Page 89
Tabitha Wysteria tilted her head back, her gaze lifting towards the storm-choked heavens as she wandered the whispering depths of the Forest of Silent Cries.
The weight of the curse had lifted—she could feel it unraveling within her bones, loosening its grip on her very essence. And yet, she remained bound.
Something—or someone —still held her tethered to this realm, still kept her from stepping through the veil to reunite with Hadrian Blackburn in the afterlife before returning, reborn.
Lightning split the sky in a jagged arc, and when it struck the earth mere feet away, the scent of scorched stone filled the air. From the smoldering ground, a figure stepped forth.
A wyverian.
But not like any wyverian Tabitha had ever known.
His horns—twisted, blackened things—curled like shadows made flesh, their edges as sharp as a blade’s kiss.
His form, though lean, carried the power of something ancient, something beyond mortality.

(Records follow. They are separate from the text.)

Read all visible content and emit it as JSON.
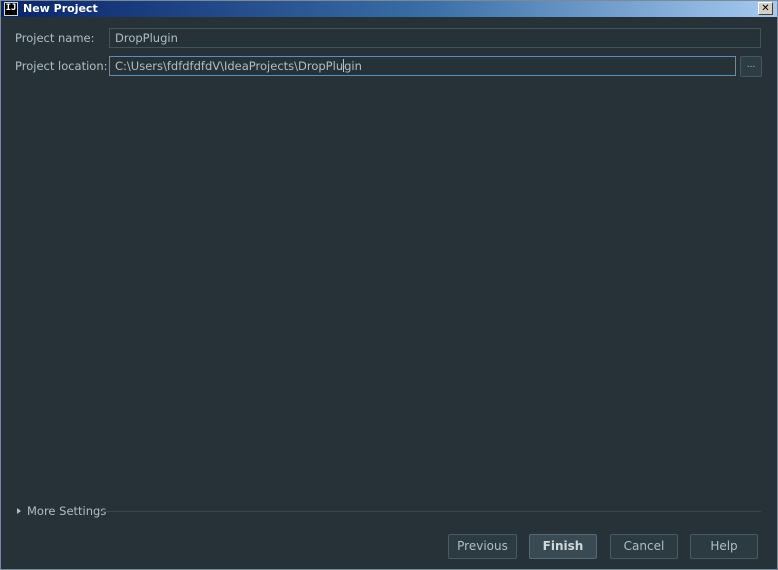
{
  "window": {
    "title": "New Project",
    "app_icon_text": "IJ",
    "close_label": "✕"
  },
  "form": {
    "project_name_label": "Project name:",
    "project_name_value": "DropPlugin",
    "project_location_label": "Project location:",
    "project_location_value_before_caret": "C:\\Users\\fdfdfdfdV\\IdeaProjects\\DropPlu",
    "project_location_value_after_caret": "gin",
    "browse_label": "..."
  },
  "more_settings": {
    "label": "More Settings"
  },
  "buttons": {
    "previous": "Previous",
    "finish": "Finish",
    "cancel": "Cancel",
    "help": "Help"
  },
  "colors": {
    "background": "#263238",
    "text": "#b0bec5",
    "focus_border": "#5f8dbb",
    "caret": "#f5c342"
  }
}
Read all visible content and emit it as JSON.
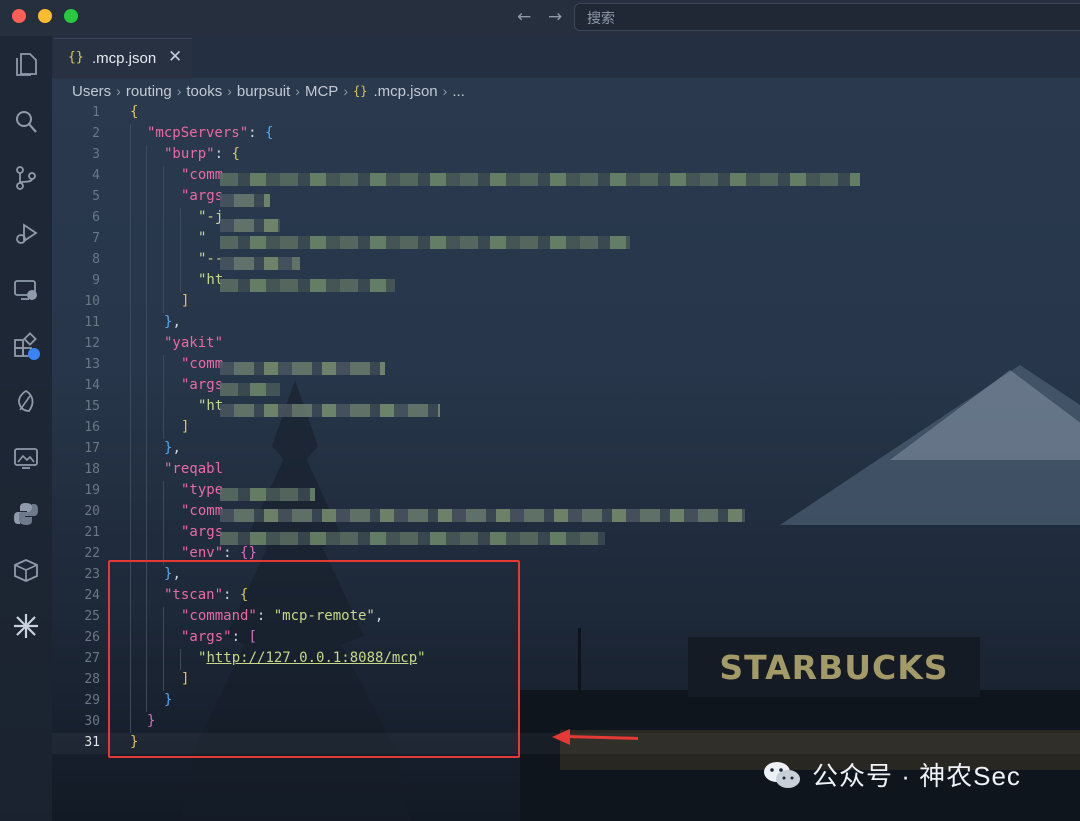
{
  "search": {
    "placeholder": "搜索"
  },
  "nav": {
    "back": "←",
    "forward": "→"
  },
  "tab": {
    "braces": "{}",
    "label": ".mcp.json",
    "close": "✕"
  },
  "breadcrumb": {
    "items": [
      "Users",
      "routing",
      "tooks",
      "burpsuit",
      "MCP",
      ".mcp.json",
      "..."
    ],
    "separator": "›",
    "file_icon": "{}"
  },
  "activity_icons": [
    "files-icon",
    "search-icon",
    "source-control-icon",
    "run-debug-icon",
    "remote-explorer-icon",
    "extensions-icon",
    "leaf-icon",
    "image-preview-icon",
    "python-icon",
    "box-icon",
    "sparkle-icon"
  ],
  "editor": {
    "current_line": 31,
    "lines": [
      {
        "n": "1",
        "t": "{"
      },
      {
        "n": "2",
        "k": "\"mcpServers\"",
        "rest": ": {"
      },
      {
        "n": "3",
        "k": "\"burp\"",
        "rest": ": {"
      },
      {
        "n": "4",
        "k": "\"comm"
      },
      {
        "n": "5",
        "k": "\"args"
      },
      {
        "n": "6",
        "t": "\"-j"
      },
      {
        "n": "7",
        "t": "\""
      },
      {
        "n": "8",
        "t": "\"--"
      },
      {
        "n": "9",
        "t": "\"ht"
      },
      {
        "n": "10",
        "t": "]"
      },
      {
        "n": "11",
        "t": "},"
      },
      {
        "n": "12",
        "k": "\"yakit\""
      },
      {
        "n": "13",
        "k": "\"comm"
      },
      {
        "n": "14",
        "k": "\"args"
      },
      {
        "n": "15",
        "t": "\"ht"
      },
      {
        "n": "16",
        "t": "]"
      },
      {
        "n": "17",
        "t": "},"
      },
      {
        "n": "18",
        "k": "\"reqabl"
      },
      {
        "n": "19",
        "k": "\"type"
      },
      {
        "n": "20",
        "k": "\"comm"
      },
      {
        "n": "21",
        "k": "\"args"
      },
      {
        "n": "22",
        "k": "\"env\"",
        "rest": ": {}"
      },
      {
        "n": "23",
        "t": "},"
      },
      {
        "n": "24",
        "k": "\"tscan\"",
        "rest": ": {"
      },
      {
        "n": "25",
        "k": "\"command\"",
        "v": "\"mcp-remote\""
      },
      {
        "n": "26",
        "k": "\"args\"",
        "rest": ": ["
      },
      {
        "n": "27",
        "url": "http://127.0.0.1:8088/mcp"
      },
      {
        "n": "28",
        "t": "]"
      },
      {
        "n": "29",
        "t": "}"
      },
      {
        "n": "30",
        "t": "}"
      },
      {
        "n": "31",
        "t": "}"
      }
    ]
  },
  "scenery": {
    "sign": "STARBUCKS"
  },
  "watermark": {
    "text": "公众号 · 神农Sec"
  },
  "colors": {
    "highlight": "#e53935",
    "key": "#e96aa4",
    "string": "#c7d88a"
  }
}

Beneath the almost translucent pallor of his skin, black veins pulsed like rivers of darkness.
But it was his eyes that froze her—eyes she knew too well.
Eyes that had haunted her since the day she had dared to defy him.
‘Tabitha, Tabitha, Tabitha,’ the wyverian purred, his voice as deep and resounding as the void between stars. It rolled through the forest like a whisper of impending death, unreal and inescapable.
‘It seems the curse has been lifted, and now you are so eager to scurry away. Is it fear, I wonder?’ His lips curled, his fanged smile wicked. ‘Are you hoping to slip free before we come to feast on what remains of you?’
Tabitha lifted her chin. Defiant. Unbowed.
‘I am not afraid of you.’
The wyverian cocked his head, amusement flickering in those endless eyes.
‘You placed a curse upon us, Tabitha. And for a hundred years, I was kept from reaching you.’ His gaze swept across the darkened forest, the shadows stretching and writhing as if alive.
He lifted his arms, gesturing towards the unseen world beyond.
‘And look at what has become of our little creatures. They are destroying each other.’
He turned back to her, his smile sharper than a dagger's edge.
‘But tell me this—why would you allow the girl to shatter the only thing protecting you? The curse was your shield, and you gave it away.’
Tabitha did not waver. Would not waver.
‘Because if Mal Blackburn had not broken the curse,’ she said, voice steady, ‘they all would have fallen into eternal slumber. And I—’ Her throat tightened, but she would not falter. ‘I would have been left to wander, alone, without Hadrian. We would not be reborn.’
A pause.
A breath.
‘And I know what you want from her.’
Something flared behind those merciless eyes.
Then, he snarled.
‘Oh? Now you grow a conscience, Tabitha?’ His voice, once velvet, hardened into something jagged, something cruel. ‘After all these years—after all the lies you fed your own daughter ?’
Tabitha’s hands curled into fists, but the truth had already been spoken.
‘You created Mal Blackburn,’ she whispered. ‘I was deceived into it.’
The wyverian stepped closer, so close she could feel the chill of death licking at her skin.
‘She is ours , Tabitha,’ he said softly—too softly. The quiet before the storm. His eyes darkened. ‘I will find a way to break the real curse. She is the key to everything.’
Tabitha’s breath caught.
Her pulse thundered.
‘If you break it,’ she whispered, for the first time in centuries feeling fear grip her soul, ‘I will never return. I will never be reborn. You will never see me again.’
The wyverian laughed.
A sound that sent the very trees shuddering.
He moved in a flash of black lightning—too fast, too immortal, and before she could even attempt to flee, his hand wrapped around her throat.
The world tilted.
Her breath choked.
‘I think you are right,’ he murmured, his voice brushing against her ear like the whisper of a death sentence. ‘It is time I forgot you.’
He squeezed.
Hard .
A sickening crack echoed through the forest.
Tabitha Wysteria's body collapsed, folding in on itself like a puppet whose strings had been ruthlessly cut, lifeless and abandoned to the silent earth.
The wyverian did not spare her another glance as he stepped over her corpse, his hand idly brushing through his midnight-dark hair.
‘Now,’ he mused, his voice as smooth and deadly as the night itself, ‘where is our daughter?’
And with that, the God of the Dead turned his gaze towards the wyverian castle, a wicked smile curling upon his lips as he took his first step forward.